A poll posted last week on the Beacon website asked readers whether or not the Beef Island runway should be expanded — a long-time government plan recently supported by a consultant whose report has not yet been made public. More than 200 responses were split down the middle, with 49 percent in favour of expanding the runway, 46 percent opposed, and five percent undecided. As the government prepares to move forward with the expansion, these results suggest the issue will continue to be contentious — just as it has been since a previous government announced in 2012 that it was a “done deal.” Beaconites were glad to see that their story also sparked intense debate on the BVI Community Board. They believe continued dialogue will be crucial for the future of what would be the biggest capital project in the territory’s history. Transparency is also crucial, so they hope the government will release the consultant’s report straightaway.
A Beaconite finds herself lucky enough to see the process of constitutional review unfold during her first year in the Virgin Islands. Besides offering an avenue for learning more about the history of the territory, this moment is an opportunity for community members to voice their priorities for the future. People power is what paved the way toward a more representative government, the right to vote, and more recently — as described in this week’s special report — the path to green energy. The reporter hopes residents take every opportunity during this process to continue making their voices heard on key issues while the VI finds itself in uncharted waters.
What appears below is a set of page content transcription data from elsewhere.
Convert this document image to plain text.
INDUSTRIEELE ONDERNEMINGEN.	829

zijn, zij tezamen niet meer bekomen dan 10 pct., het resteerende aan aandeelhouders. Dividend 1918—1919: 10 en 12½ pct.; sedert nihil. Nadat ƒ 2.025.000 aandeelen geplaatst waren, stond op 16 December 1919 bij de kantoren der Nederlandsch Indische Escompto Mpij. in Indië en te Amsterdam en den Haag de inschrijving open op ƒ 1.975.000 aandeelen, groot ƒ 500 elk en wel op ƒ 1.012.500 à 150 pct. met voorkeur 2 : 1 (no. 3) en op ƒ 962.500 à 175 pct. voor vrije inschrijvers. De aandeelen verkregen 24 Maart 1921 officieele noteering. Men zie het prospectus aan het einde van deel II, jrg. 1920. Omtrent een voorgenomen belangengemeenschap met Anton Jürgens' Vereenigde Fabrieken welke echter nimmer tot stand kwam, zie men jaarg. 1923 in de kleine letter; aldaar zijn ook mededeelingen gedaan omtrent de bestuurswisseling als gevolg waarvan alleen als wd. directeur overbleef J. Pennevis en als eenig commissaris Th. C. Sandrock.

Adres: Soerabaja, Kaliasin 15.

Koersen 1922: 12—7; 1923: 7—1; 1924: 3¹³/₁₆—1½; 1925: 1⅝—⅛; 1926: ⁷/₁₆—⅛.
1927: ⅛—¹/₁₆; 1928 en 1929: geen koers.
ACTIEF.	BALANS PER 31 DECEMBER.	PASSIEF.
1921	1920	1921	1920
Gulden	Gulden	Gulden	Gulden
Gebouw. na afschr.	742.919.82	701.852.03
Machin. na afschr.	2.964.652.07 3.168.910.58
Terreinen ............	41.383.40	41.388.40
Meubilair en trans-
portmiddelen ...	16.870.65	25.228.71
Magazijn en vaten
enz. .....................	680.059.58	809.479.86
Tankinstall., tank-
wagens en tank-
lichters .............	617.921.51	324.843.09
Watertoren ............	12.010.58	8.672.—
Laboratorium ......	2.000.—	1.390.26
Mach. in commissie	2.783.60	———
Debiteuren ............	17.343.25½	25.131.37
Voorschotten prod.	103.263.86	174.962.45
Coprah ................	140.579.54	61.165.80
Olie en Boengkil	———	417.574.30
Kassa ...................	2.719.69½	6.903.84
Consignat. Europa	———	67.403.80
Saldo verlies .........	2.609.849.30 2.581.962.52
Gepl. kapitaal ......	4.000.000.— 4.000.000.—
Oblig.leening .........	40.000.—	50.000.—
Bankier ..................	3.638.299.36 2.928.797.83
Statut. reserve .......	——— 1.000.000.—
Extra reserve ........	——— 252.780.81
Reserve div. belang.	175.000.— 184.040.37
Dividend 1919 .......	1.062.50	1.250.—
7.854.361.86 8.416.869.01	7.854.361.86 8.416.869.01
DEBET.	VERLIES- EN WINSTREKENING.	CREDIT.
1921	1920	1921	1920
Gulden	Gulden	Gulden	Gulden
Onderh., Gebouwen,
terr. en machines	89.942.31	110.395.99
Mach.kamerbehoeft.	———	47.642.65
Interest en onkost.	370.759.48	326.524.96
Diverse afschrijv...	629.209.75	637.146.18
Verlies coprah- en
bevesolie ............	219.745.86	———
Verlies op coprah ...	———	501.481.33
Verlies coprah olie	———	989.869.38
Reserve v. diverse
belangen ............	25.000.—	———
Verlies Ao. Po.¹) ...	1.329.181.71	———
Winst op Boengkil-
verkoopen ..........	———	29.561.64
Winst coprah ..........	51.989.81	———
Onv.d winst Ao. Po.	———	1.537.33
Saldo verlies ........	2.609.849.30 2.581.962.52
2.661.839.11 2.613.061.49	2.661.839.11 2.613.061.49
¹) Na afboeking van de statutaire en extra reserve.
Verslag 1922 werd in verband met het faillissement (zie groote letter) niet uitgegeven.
A Beaconite was happy and relieved this week to publish a special report about renewable energy in the Virgin Islands (see page one) that he had been sporadically working on for about a year. Contextualising the story of more than a decade of piecemeal progress in the territory’s alternative energy space made the writing process daunting, and the Beaconite was slow to start and occasionally slow to continue after taking pauses when realising that substantial revisions would be necessary. Hindsight, of course, is 2020, and in retrospect many of the revisions that seemed so demanding actually were pretty simple. This is perspective the Beaconite is glad to carry with him to other research-intensive projects. He had always thought long-form journalism would be his niche, and completing this work has encouraged him to keep heading in that direction. It also has encouraged him that the renewable energy movement in the VI— and perhaps worldwide — could prove effective in driving down fossil fuel emissions and while keeping costs low. Obstacles that have hampered renewable projects in the VI previously are far from gone — some, like the topography of Caribbean Islands, can never go away — but there is a skilled and ambitious, and somewhat scrappy, pool of professionals hungry to transform the energy sector, and a government that appears eager to abet this transformation. By working together, and dealing with one another fairly and honestly, the Beaconite sincerely believes that a renewable energy revolution is possible in the VI.
As a tropical storm approached shortly before deadline this week, a Beaconite was reminded of the first hurricane she experienced, which was Dorian, as it was passing through the territory last year. She remembers the anticipation before the storm heightening her fears, and being amazed at the high winds and rain. She bunkered down in her apartment in Long Trench, laying towels by the windows as the water seeped in and passing time watching movies, which helped keep her mind off the storm. Though she knows it was nothing like what residents have experienced with Irma, she wonders if she’ll ever get used to the feeling of impending doom that comes each year with hurricane season.